This week marked another anniversary in the long and winding journey without my husband—his 65th birthday, on July the 2nd. Last year, his birthday came less than a month after he died, and I can’t say I even remember it. I had returned to work the day before, and I must have walked through my day in that office like a zombie on auto-pilot, still numb from the shock of his sudden passing.
An entire year has ensued, without him in it.
When I think of the cruel twist of fate that brought us together for such a short time, then swept him away from me in an instant, my anger rises, and sometimes I let it carry me away. I get lost in the injustice of it. I shake my fist at the skies. If I believed that there was a God with a plan, I would be cursing him. Instead I cry out to Stan, asking him why he left us in the way that he did—as if he deliberately chose to wreak this havoc on all of our lives.

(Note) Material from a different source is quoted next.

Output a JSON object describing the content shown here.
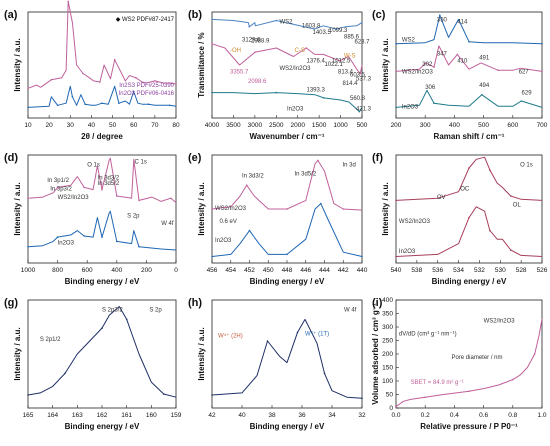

Sometimes grief does not conform to our sense of propriety. Sometimes there is no logic in it. Sometimes we have to let it erupt, so that we can move through it.
Yet I know that I am not the only one who has loved and lost. All of our stories are tragic. Those who spent a lifetime with their partners feel cheated, too. Those who watched their partners wither away with a terminal illness must feel angry, too, having to witness their loved one’s pain, helpless to ease their suffering.
Our grief journeys are so personal and intimate that it is tempting, sometimes, to compare the depth of our grief and the tragedy of our loss to that of others. But there is no hierarchy to this grief. Our loved ones have vanished, and we are without them, and there is no easy way to cut through this pain. We have to live it, and share it, and remember we are not alone in it.
On the day he died, Stan stood at the altar of the chapel and read a moving tribute he had written for his beloved son, Gavin. He talked about his charm and wit, and about the struggles he had weathered in his short life. Then, he stopped, and gathered himself. He told us that he knew he was not the only one who had faced a loss. He asked us all to pause for a moment, in silence, and remember the people we knew who may be grieving the death of someone they loved.
When I want to turn inward in my sorrow, and nurture my sense of injustice, I remember him, standing there, in his darkest hour, reaching out to the people around him. In the midst of his deepest pain, my husband showed compassion.
It has been more than a year since he left us. We have spent two of his birthdays without him. To mark his day, I hiked to the top of the hill where we spread his ashes. I planted a buddleia there, on the 9th of June, the anniversary of his death. But it is cold and windy on the summit, not a nurturing environment for new growth, and I was afraid the plant might have perished.
The day before his birthday was the hottest July day on record, here in England, but this day was cool and breezy, with a light cloud cover. My path to his spot on the hill was lined with the vibrant colour of wildflowers, glowing in purples, yellows, and reds. As I rounded the path to the top, I prepared for the fact that the buddleia I planted may not have survived, and I told myself it would be alright if it hadn’t. Still I searched for some sign of it as soon as I reached the summit.
The buddleia is still there. It is a bit scraggly, but it has taken root, and its buds will soon bloom into delicate, cone shaped flowers. I was so happy to see it, its hardy leaves waving in the winds, its roots nestled in amongst the heather.
That scraggly plant reminds me of myself. I have weathered the storms and sorrows of an entire year without the man with whom I had planned to grow old. I have taken root in a place that is foreign to me, a place that did not feel like much of a home, initially, without him in it.
I hope I can continue to grow and flourish in this place that he loved, and that I can reach out to others in the way that he did, even when it is difficult and dark and I want to turn inward.
I try to keep his memory alive with plants, and hikes, and words on the page.
But I know that it is through sharing the depth and the breadth of his kindness that I can truly honour his spirit.